As he says: “There is beauty in owning one's racial identity. There's beauty in owning, valuing, and respecting one's heritage, ancestors, sexual identity, and gender identity. But on the other side of the coin, there can also be imprisonment there. When you start to see that these things are who you are, and you can't do anything to step outside of that, or you can't do anything to change that. But everything's constantly changing! Everything's constantly in flux. And when we can hold these things loosely, or even better, not hold them at all… that's when I think we're getting closer to what the Buddha was talking about. But again, it's a progression. So I don't necessarily think that taking pride and one's identity is antithetical to the Buddhist teachings. What's antithetical to the Buddhist teachings in my view, anyway, is taking these things up and saying this is all we will ever be.”

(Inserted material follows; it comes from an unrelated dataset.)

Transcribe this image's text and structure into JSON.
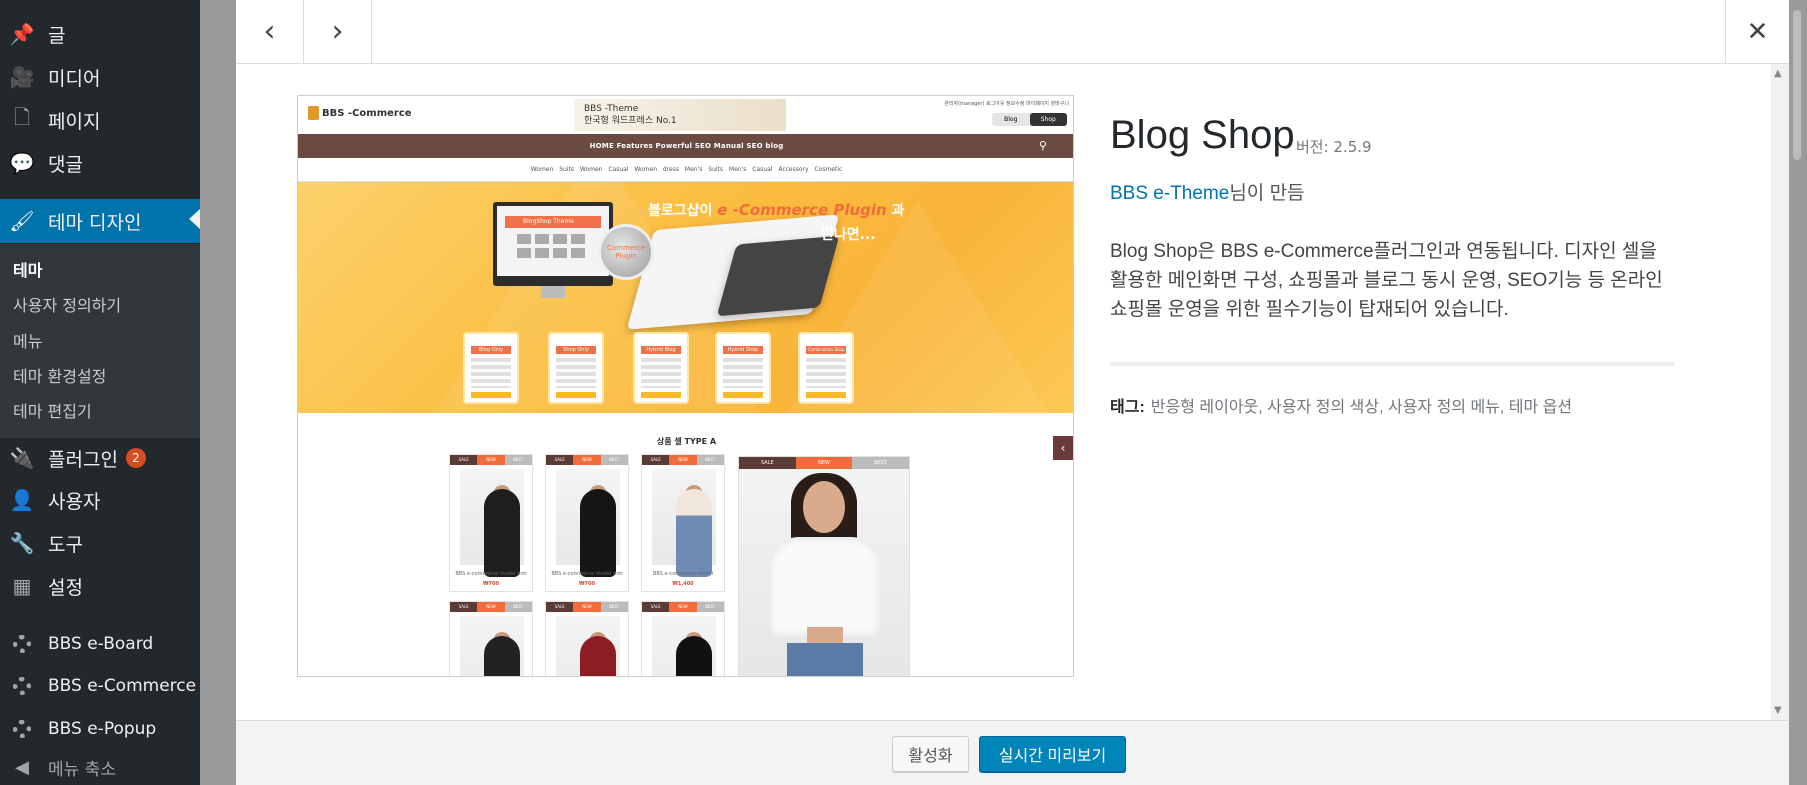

That said, Bhante Sumano does feel let down by the response of many within the greater Buddhist community in the West, noting that even teachers for whom he had much respect seemed to misunderstand the needs of the moment and engage in spiritual bypass. Ultimately, he sees it as an issue of “blind spots,” acknowledging the challenge that so many of us face in truly understanding perspectives outside the limitations of our own personal experience and perspective. While this is the goal of most any spiritual practice, and particularly a Buddhist one, the current challenge underscores the difficulty that even advanced practitioners and teachers have in undertaking.